水滴の中で2回反射するためです。1回反射の主虹に対して反射が1回増えるので、光の向きが入れ替わって色の順も裏返ります。反射のたびに水滴の外へ抜ける光があり、戻る量が減って弧は暗くなります。角度の広がりも大きく、気象庁『気象観測の手引き』が記す「幅は主にじの約2倍」は、この広がりを指しています。

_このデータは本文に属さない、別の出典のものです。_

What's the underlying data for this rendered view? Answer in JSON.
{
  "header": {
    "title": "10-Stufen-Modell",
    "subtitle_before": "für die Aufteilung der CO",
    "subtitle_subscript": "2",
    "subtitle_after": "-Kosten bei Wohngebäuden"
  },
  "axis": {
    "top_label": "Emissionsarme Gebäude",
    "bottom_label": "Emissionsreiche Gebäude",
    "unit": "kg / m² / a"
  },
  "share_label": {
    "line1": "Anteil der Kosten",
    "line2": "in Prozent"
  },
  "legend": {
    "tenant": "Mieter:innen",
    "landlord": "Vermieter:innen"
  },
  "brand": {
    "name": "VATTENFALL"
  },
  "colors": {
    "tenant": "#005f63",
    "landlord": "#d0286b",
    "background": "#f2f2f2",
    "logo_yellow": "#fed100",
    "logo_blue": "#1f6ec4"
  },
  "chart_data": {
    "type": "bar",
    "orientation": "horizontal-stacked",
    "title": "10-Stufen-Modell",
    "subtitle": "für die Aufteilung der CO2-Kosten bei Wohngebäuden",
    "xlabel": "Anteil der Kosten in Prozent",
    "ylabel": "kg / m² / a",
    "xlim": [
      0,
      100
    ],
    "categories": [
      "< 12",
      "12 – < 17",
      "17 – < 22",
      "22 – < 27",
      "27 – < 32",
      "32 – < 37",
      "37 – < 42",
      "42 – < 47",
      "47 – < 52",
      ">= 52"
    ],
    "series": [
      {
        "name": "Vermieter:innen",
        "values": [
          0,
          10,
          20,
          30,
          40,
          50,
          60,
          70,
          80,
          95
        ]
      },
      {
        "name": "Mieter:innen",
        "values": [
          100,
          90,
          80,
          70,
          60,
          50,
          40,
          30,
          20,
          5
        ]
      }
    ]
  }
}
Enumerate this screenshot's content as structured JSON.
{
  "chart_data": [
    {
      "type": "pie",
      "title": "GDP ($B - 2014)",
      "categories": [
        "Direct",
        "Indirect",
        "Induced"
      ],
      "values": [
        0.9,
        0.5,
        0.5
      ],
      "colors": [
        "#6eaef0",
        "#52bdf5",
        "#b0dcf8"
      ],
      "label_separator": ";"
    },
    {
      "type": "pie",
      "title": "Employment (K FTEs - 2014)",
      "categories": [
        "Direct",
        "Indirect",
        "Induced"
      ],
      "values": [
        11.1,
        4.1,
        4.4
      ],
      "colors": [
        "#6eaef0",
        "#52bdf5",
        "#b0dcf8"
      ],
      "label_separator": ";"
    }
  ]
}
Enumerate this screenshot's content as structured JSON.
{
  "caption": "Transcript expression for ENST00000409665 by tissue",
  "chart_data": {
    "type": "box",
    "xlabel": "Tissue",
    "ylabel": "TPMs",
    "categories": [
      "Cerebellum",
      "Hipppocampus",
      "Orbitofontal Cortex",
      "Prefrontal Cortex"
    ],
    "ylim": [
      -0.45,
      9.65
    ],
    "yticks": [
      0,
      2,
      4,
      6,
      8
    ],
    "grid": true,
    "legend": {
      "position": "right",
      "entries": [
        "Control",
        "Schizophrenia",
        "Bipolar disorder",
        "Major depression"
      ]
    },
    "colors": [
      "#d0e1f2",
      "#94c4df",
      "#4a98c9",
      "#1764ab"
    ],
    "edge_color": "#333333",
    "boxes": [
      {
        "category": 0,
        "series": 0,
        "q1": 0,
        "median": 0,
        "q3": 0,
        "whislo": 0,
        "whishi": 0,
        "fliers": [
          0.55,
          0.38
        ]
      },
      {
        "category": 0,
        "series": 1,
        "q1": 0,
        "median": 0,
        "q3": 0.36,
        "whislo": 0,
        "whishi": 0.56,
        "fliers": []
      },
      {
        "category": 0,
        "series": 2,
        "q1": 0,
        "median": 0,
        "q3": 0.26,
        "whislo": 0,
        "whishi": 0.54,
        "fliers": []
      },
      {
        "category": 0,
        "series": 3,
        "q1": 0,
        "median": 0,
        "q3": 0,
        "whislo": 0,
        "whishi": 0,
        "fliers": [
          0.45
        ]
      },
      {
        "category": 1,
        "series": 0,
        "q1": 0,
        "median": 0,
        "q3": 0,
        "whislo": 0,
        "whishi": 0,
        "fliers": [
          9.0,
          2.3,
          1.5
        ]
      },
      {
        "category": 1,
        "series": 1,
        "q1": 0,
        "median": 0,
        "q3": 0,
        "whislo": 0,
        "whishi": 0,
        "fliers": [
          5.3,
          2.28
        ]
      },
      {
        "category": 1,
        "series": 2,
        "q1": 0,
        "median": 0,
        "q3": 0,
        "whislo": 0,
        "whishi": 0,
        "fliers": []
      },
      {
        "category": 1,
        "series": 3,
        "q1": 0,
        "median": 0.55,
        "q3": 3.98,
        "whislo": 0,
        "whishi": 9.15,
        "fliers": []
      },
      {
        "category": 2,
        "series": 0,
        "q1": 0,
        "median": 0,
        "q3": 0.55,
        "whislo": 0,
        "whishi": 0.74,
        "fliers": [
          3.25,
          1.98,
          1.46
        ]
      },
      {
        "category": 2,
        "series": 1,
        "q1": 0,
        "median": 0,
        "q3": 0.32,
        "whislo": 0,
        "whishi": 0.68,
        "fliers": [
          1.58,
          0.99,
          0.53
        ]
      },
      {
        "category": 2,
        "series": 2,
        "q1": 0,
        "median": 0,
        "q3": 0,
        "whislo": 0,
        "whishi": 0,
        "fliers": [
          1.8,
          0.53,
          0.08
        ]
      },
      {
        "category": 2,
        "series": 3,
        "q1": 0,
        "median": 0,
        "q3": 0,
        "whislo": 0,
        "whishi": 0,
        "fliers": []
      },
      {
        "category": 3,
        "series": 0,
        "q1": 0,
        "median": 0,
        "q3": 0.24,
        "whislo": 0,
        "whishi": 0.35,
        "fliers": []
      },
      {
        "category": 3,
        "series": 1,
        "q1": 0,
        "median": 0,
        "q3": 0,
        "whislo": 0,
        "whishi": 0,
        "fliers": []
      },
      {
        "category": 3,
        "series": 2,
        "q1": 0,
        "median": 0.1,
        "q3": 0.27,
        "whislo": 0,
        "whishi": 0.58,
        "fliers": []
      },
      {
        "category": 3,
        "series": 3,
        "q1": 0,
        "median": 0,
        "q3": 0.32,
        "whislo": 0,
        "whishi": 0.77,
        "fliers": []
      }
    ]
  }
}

外へ光が戻るのも、この道筋の違いによります。

似た現象との分け方

取り違えやすい相手は反射虹です。分け方は色の順に置けて、内が赤なら副虹、外が赤なら反射虹になります。副虹は主虹と中心を共有して同心の弧になりますが、反射虹は根元だけを共有して別の中心を持ち、上へ行くほど離れます。主虹との間にある暗い帯はアレキサンダーの暗帯で、副虹の外側はふたたび明るくなります。

出ているとき空に何があるか

主虹と同じ雨の粒が舞台です。粒が大きくそろい、雨脚が濃いときに、弱い2回反射の光が見えるところまで届きます。背景に積乱雲の暗い雲があるほど淡い弧は浮き上がり、日が傾いた時間ほど高く伸びます。気象庁『気象観測の手引き』は副にじを、主にじの「ほかに」現れることがある現象として並べており、出会う頻度は主虹より落ちます。